We also need to unify the return values. I suggest using the data structure defined in "data_spect.h" to store t_start and t_end, instead of creating torch::Tensor directly as I am currently doing. It may be helpful to add new methods for allocating memory in "data_spect.h" specifically for t_start and `t_end", since they are pre-allocated in the "test" way. What do you think?
I think you can use the RaySegmentsSpec just like what is being used in the traverse_grid
function. And you can get t_starts
and t_ends
by:
As for near_planes, I already tweaked the code so we don't need to return it, we can just update it inside the "traverse_grid" kernel.
Do you mean that you inplace change the value of it? I would suggest against doing inplace modification as it is not quite user-friendly.

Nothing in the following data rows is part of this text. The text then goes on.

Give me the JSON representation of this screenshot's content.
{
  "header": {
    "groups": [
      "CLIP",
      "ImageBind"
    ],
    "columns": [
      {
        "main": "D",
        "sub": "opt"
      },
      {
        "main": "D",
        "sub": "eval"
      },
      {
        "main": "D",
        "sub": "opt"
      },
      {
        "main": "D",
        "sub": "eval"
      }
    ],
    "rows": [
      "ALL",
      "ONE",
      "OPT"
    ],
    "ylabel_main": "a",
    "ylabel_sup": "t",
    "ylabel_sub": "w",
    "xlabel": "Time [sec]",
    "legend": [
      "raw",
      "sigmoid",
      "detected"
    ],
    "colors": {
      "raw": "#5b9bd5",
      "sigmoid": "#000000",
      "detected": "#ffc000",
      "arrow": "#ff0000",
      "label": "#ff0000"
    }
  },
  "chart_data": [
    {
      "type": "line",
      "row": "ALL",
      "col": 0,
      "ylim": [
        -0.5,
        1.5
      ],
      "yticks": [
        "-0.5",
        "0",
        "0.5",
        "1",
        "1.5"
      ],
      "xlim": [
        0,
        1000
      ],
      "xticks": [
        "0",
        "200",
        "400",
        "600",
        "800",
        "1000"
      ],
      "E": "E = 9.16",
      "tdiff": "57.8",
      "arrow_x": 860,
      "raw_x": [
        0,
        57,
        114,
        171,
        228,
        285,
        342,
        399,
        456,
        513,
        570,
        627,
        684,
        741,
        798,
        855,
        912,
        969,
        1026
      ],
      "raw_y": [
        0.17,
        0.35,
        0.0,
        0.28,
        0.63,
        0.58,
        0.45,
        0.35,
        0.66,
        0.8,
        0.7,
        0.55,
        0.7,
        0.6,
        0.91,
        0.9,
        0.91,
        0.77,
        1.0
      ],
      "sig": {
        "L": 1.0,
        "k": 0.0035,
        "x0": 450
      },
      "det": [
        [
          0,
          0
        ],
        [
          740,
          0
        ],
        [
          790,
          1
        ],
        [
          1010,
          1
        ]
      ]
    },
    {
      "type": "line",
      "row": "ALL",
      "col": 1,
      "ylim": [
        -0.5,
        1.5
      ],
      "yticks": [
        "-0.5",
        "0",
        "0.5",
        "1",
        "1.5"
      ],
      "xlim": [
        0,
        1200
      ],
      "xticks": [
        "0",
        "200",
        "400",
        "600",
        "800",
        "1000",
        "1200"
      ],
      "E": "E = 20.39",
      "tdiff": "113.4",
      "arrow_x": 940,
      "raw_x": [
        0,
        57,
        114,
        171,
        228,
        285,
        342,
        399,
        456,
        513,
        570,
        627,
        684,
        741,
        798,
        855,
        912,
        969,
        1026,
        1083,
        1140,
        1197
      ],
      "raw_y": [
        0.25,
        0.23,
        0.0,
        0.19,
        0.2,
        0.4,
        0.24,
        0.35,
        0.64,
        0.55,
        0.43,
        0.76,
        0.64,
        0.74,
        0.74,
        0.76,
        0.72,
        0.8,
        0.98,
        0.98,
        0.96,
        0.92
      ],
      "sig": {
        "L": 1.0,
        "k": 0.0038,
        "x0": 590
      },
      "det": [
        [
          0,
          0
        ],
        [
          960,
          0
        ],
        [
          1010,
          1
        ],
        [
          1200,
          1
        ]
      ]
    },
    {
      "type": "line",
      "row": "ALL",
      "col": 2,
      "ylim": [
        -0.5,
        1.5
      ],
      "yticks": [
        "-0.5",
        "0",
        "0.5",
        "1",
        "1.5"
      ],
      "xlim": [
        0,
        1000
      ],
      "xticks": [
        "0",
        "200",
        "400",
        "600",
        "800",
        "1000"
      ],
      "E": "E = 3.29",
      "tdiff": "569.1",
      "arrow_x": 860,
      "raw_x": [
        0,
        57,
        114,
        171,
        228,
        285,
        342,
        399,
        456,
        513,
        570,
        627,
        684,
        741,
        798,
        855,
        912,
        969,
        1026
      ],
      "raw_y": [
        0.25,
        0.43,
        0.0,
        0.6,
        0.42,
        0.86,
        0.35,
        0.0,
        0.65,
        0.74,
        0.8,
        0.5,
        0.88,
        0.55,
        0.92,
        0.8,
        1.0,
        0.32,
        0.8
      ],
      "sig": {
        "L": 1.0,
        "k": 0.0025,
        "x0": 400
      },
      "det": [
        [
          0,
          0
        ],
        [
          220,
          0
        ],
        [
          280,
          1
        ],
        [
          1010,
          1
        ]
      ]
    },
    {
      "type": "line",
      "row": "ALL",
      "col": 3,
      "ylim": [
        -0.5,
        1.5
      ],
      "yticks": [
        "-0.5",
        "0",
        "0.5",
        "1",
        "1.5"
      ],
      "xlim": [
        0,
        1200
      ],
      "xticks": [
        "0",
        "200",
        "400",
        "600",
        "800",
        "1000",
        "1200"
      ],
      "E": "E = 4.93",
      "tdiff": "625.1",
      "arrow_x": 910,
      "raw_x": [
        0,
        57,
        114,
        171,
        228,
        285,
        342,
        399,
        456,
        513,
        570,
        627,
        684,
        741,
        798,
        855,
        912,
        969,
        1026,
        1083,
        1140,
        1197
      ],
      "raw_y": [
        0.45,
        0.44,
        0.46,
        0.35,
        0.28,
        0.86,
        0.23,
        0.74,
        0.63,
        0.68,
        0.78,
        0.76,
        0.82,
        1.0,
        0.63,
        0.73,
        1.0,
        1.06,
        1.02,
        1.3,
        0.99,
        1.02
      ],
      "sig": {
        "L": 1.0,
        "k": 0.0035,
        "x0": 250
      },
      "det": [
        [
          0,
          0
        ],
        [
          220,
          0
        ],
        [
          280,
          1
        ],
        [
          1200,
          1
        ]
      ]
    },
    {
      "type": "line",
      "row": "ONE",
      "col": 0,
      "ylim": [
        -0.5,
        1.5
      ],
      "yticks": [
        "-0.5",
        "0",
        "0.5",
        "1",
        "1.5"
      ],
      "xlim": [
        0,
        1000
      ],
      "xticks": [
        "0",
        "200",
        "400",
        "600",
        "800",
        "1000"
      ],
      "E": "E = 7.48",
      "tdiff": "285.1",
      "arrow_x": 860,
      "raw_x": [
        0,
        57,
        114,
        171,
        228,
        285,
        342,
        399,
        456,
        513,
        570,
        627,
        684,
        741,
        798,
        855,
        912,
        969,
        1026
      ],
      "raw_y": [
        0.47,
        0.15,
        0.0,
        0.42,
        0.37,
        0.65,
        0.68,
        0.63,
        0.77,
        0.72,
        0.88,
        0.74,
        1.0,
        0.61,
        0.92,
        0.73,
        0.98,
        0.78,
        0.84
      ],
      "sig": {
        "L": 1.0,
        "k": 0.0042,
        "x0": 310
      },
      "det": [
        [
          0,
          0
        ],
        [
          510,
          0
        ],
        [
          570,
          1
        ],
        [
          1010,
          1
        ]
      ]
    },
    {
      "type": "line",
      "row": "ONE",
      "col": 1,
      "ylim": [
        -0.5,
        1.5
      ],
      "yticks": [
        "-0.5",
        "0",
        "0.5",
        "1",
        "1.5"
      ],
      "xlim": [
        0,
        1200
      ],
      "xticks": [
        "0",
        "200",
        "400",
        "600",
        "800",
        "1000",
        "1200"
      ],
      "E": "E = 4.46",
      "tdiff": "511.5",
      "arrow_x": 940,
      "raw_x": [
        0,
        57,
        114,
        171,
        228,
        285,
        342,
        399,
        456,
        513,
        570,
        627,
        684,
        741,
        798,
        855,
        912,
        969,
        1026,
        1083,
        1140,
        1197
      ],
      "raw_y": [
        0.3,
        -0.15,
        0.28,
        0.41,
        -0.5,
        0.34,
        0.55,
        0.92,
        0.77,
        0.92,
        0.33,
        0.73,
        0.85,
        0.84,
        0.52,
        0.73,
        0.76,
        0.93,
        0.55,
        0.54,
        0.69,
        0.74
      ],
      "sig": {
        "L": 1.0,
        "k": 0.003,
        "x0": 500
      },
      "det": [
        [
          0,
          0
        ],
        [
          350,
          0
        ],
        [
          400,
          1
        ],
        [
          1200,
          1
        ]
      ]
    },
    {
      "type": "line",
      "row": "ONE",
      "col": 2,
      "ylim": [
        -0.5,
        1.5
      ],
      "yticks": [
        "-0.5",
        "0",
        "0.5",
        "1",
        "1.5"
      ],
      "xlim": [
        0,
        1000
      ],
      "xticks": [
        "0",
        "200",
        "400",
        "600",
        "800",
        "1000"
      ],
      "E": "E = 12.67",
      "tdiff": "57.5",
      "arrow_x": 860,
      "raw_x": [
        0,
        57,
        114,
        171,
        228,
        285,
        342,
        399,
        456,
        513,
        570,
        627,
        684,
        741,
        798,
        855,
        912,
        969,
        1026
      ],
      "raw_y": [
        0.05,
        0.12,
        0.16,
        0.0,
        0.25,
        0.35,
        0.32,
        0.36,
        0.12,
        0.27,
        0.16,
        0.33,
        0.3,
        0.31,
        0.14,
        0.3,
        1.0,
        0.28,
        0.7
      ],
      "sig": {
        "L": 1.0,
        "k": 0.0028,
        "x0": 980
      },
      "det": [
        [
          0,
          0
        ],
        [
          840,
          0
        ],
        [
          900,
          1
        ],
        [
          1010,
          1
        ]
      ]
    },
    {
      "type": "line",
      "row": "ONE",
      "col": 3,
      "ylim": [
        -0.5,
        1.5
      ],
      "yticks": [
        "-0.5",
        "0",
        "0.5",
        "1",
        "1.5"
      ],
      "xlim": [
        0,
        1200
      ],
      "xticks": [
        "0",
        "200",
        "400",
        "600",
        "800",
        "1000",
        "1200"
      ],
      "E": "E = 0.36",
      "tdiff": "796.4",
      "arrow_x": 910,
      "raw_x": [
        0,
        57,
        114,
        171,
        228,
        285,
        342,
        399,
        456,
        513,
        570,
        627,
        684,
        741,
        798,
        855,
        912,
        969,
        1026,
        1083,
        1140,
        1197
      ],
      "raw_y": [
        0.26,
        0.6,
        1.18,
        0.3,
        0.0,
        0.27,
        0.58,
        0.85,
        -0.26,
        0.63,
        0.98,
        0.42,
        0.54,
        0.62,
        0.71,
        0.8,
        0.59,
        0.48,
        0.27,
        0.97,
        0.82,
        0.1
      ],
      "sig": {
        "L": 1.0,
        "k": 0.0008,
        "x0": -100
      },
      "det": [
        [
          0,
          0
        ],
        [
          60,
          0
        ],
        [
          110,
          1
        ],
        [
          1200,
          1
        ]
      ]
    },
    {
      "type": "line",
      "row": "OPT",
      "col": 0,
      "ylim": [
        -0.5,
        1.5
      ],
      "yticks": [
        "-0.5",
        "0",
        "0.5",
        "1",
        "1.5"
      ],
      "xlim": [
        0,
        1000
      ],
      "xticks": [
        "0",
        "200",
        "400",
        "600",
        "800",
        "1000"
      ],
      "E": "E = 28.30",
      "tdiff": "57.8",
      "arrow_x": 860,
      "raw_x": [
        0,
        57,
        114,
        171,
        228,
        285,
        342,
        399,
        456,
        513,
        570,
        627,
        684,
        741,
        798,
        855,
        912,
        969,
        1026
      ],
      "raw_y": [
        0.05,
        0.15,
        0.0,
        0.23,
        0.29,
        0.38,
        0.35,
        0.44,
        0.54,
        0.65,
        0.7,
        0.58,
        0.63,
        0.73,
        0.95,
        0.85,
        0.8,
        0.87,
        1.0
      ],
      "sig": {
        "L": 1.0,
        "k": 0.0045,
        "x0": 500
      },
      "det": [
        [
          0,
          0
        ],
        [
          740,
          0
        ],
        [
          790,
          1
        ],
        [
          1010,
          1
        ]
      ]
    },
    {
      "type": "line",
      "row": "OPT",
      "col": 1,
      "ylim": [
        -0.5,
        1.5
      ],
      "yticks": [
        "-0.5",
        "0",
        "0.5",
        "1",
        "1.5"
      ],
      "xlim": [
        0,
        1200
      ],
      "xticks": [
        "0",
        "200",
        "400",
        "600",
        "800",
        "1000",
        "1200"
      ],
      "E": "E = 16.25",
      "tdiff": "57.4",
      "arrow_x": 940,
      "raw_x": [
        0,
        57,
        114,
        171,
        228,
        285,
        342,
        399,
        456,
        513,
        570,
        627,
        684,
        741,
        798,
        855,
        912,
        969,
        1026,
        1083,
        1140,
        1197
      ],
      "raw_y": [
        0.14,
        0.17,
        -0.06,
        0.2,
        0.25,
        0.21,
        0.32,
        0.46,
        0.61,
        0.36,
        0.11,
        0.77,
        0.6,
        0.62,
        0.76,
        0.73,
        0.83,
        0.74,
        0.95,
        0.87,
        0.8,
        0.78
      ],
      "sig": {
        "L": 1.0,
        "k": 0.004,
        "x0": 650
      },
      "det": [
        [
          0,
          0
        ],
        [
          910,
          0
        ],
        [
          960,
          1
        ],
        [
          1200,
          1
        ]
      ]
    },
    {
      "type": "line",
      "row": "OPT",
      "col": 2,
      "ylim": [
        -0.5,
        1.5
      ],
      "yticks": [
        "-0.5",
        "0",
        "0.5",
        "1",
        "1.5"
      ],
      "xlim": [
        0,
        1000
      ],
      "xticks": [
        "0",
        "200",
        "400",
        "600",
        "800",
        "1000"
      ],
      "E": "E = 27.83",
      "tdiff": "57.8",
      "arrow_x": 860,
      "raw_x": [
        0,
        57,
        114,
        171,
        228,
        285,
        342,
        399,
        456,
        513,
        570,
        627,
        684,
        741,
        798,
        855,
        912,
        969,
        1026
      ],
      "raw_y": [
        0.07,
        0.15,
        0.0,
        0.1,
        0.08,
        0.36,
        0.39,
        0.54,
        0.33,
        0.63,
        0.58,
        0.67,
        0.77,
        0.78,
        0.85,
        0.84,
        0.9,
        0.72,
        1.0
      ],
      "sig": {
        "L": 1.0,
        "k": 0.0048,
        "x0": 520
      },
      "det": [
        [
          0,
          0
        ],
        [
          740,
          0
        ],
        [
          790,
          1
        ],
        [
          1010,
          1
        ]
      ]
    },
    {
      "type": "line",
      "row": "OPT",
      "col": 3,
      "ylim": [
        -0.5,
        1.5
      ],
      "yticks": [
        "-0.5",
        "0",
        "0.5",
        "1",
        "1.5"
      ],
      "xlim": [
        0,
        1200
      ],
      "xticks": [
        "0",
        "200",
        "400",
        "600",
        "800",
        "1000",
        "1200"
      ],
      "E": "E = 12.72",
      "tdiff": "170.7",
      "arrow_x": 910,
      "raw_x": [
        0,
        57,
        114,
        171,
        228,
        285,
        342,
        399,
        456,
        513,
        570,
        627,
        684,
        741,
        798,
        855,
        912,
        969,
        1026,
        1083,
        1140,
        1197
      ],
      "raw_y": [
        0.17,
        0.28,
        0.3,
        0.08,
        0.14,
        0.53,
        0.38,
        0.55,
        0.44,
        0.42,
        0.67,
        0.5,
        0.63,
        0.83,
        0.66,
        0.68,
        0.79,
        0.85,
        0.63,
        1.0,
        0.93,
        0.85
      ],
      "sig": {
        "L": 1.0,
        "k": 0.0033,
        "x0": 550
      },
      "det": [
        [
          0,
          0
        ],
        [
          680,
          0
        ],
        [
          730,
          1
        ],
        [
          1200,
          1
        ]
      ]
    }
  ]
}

I have unified the "traverse_grid" API, and now both "train" and "test" can use the same Python function. On the low level, we still need to call separate C functions to launch the CUDA kernel.
Note that the "traverse_grid" function now returns three objects (intervals, samples, termination_planes), and "termination_planes" will be just None
when "ray_mask_id" is not provided.
@Linyou The latest commit should resolve the memory concerns we had before. The test is also updated to match with the actual use case. Lmk what do you think.
Thanks! I believe that the current API design is now highly usable for test mode rendering, thanks to the latest commit.
BTW, after this PR is merged, I will create a new one for ngp test mode rendering in the examples.
@Linyou I also did some cleanups for mark_invisible_cells()
and changed the API a tiny bit (the K
). Now I'm happy to merge it if you think it's all good.
Comments addressed. Ready to Go? @Linyou
@liruilong940607 Yeah! All good!
Thanks for the patience!! Shipped!
This PR enhances Nerfacc's Instant-NGP inference performance by implementing the following API changes:
traverse_grids
function has been modified to support both train and test modes.mark_invisible_cells
has been added to theocc_grid
module in order to prevent rendering artifacts in unseen spaces.